Stents, coronary bypass show equal benefit: study
By Gene Emery
BOSTON (Reuters) - Stents kept people alive just as effectively as heart bypass surgery, but the stents were nearly six times more likely to clog over time, Korean researchers reported on Monday.
Dr. Ki Bae Seung of the Catholic University of Korea in Seoul and colleagues found that after three years, the risk of death, heart attack or stroke was 9.2 percent for 542 bypass recipients versus 9.3 percent for a matched group of stent recipients.
Coronary-artery bypass grafting, known as CABG, involves stitching in a vein or artery to go around a blocked artery.

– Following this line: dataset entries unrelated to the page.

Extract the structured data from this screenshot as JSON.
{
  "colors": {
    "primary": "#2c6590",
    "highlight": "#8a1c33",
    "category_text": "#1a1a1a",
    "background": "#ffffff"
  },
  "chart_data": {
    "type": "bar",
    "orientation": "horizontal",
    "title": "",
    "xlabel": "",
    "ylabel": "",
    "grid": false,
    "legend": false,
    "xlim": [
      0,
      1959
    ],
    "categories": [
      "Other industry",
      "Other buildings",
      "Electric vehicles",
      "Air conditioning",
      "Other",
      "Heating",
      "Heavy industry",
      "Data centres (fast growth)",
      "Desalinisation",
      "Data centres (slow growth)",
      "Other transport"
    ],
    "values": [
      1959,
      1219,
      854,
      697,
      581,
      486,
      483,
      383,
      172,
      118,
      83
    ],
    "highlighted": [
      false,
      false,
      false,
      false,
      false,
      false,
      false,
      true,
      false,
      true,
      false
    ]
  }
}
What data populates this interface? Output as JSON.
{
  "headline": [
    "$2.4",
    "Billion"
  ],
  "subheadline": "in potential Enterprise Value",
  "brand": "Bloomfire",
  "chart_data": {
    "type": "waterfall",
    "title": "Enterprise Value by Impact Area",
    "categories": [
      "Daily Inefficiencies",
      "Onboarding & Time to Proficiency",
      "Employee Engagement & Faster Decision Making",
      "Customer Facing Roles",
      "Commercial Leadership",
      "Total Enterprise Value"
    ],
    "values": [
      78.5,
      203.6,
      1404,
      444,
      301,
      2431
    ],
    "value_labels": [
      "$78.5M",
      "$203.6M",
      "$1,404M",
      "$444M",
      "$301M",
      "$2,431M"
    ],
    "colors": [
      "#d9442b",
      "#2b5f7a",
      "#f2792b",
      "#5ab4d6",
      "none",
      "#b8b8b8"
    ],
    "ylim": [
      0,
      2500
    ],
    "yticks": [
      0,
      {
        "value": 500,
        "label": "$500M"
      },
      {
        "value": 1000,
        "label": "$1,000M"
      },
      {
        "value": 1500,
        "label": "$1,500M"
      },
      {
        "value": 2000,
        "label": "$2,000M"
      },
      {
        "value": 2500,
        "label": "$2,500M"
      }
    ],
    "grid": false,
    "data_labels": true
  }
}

Stents are mesh tubes used to prop open a blocked artery.
Seung's team used the MAIN-COMPARE registry from 12 major heart treatment centers in South Korea for the study, released in the New England Journal of Medicine to coincide with a meeting in Chicago of the American College of Cardiology.
They found recipients of bare-metal stents were 5.9 times more likely to need further surgery to reopen the artery than patients who got bypass surgery.
The researchers also compared the outcomes for people who receive drug-releasing stents and older stents, finding a slight increase in death and other problems with the drug-eluting stents. However the difference was not dramatic enough to be statistically significant.
"In our study, despite the lower rates of repeat revascularization with drug-eluting stents than with bare-metal stents, CABG was still more effective than drug-eluting stents in reducing the need for target-vessel revascularization," the researchers wrote.
All the volunteers had blockages in their left main coronary artery, the worst location.
In a commentary in the Journal, Dr. Robert Jones of Duke University Medical Center in Durham, North Carolina said the MAIN-COMPARE study does not prove that the surgery and stenting are equal.
That, he said, would require a large long-term randomized study.